A Andef, que representa as fabricantes de agrotóxicos no país, recebeu
de forma positiva o novo marco. “Devido à evolução científica do conhecimento
em mais de duas décadas da lei que rege o sistema de defensivos agrícolas, é
preciso avançar com a responsabilidade de responder às demandas do campo”, disse
a entidade, em nota.
Para Marina Lacôrte, do Greenpeace, a mudança da metodologia acompanha
uma movimentação do governo para maior aprovação dos agrotóxicos.
"Essa era uma coisa que estava em discussão no 'Pacote do Veneno'
(projeto de lei que tramita na Câmara e propõe mudanças no registro de
agrotóxicos). Estamos vendo uma parte deste pacote sendo aplicada diretamente
pelo executivo, de forma repentina", afirmou.
O ritmo de liberações de agrotóxicos neste ano é o mais alto já registrado.

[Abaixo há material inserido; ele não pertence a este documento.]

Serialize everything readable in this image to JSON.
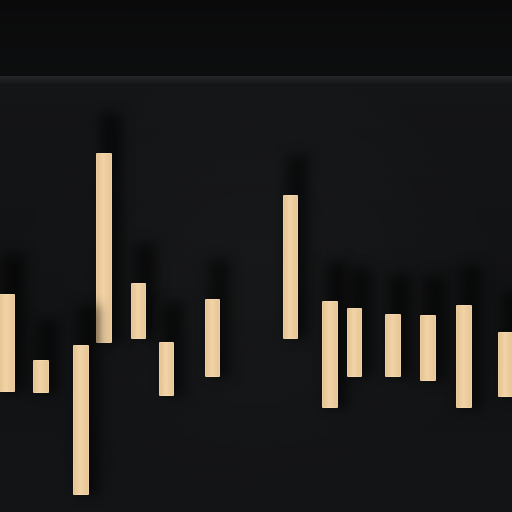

Para um produto
ser aprovado, ele tem que ter o aval da Anvisa, do Instituto Brasileiro do Meio
Ambiente (Ibama) e do Ministério da Agricultura.
Mais detalhes, menos caveiras
O diretor da agência de vigilância sanitária destacou que as embalagens
dos agrotóxicos terão informações mais claras do que atualmente.
"Antes, eu [Anvisa] dizia que o produto era tóxico, mas não falava
como ele [consumidor] deveria se proteger. O rótulo atual diz a classificação,
mas não avisa qual o risco. Como quem está usando vai saber do que se proteger?",
explicou Renato Porto.

Advertências sobre riscos à saúde terão novos símbolos nos rótulos dos
agrotóxicos — Foto: Juliane Monteiro/G1
Os novos rótulos terão frases como "mata se for ingerido",
"tóxico se em contato com a pele", e "provoca queimaduras
graves" e deverão detalhar os perigos, o que não acontece atualmente.
A caveira que aparece hoje na maioria das embalagens de agrotóxicos só será usada para os que forem classificados como "extremamente tóxicos", "altamente tóxicos" e "moderadamente tóxicos".
Marina Lacôrte, do Greenpeace, entende que ela é um símbolo importante
porque o nível de escolaridade de trabalhadores rurais é muito variado e a
figura dava um recado. "É importante saber que aquilo é tóxico e carrega
consigo o perigo", apontou.
Para Carlos Bocuhy, presidente do Instituto Brasileiro de Proteção
Ambiental (Proam), o novo padrão não levou em conta os impactos do uso de
agrotóxicos no médio e longo prazo para a população e o meio ambiente.
“Infelizmente podemos dizer que é uma regulamentação voltada para aquele
que manuseia o agrotóxico, muito mais relacionada à segurança do trabalho e
muito menos protetiva no sentido de informar a sociedade do risco que está
passando, digamos assim”, afirmou à GloboNews.
Para Menten, da Esalq-USP, a nova regra acaba sendo mais voltada para
produtores rurais e trabalhadores que se expõem mais aos pesticidas, mas ele
acredita que a população urbana terá mais segurança sobre os alimentos.
"A sociedade, os consumidores de alimentos, eles têm que ter a
segurança de que produzimos alimentos saudáveis. Essa modernização vai mostrar
que os produtos e os monitoramentos estão sendo feitos dentro de padrões
internacionais", argumenta.
O que é o GHS
O novo padrão é chamado de Sistema de Classificação Globalmente
Unificado (Globally Harmozed System of Classification and Labelling of
Chemicals — GHS, em inglês).
Endossado pela Organização das Nações Unidas (ONU), ele foi proposto
pela primeira vez em 1992, na Eco 92. A partir de 2008, a comunidade europeia
adotou esse padrão para classificação, rotulagem e embalagem de substâncias e
produtos. Além disso, 53 países já realizaram a implementação total e 12 países
a implementação parcial.
Os Estados Unidos não utilizam o método como um critério de
classificação toxicológica, mas estabeleceram, em 2012, uma fase de transição,
com a inserção de símbolos e alertas de perigo que surgiram do GHS.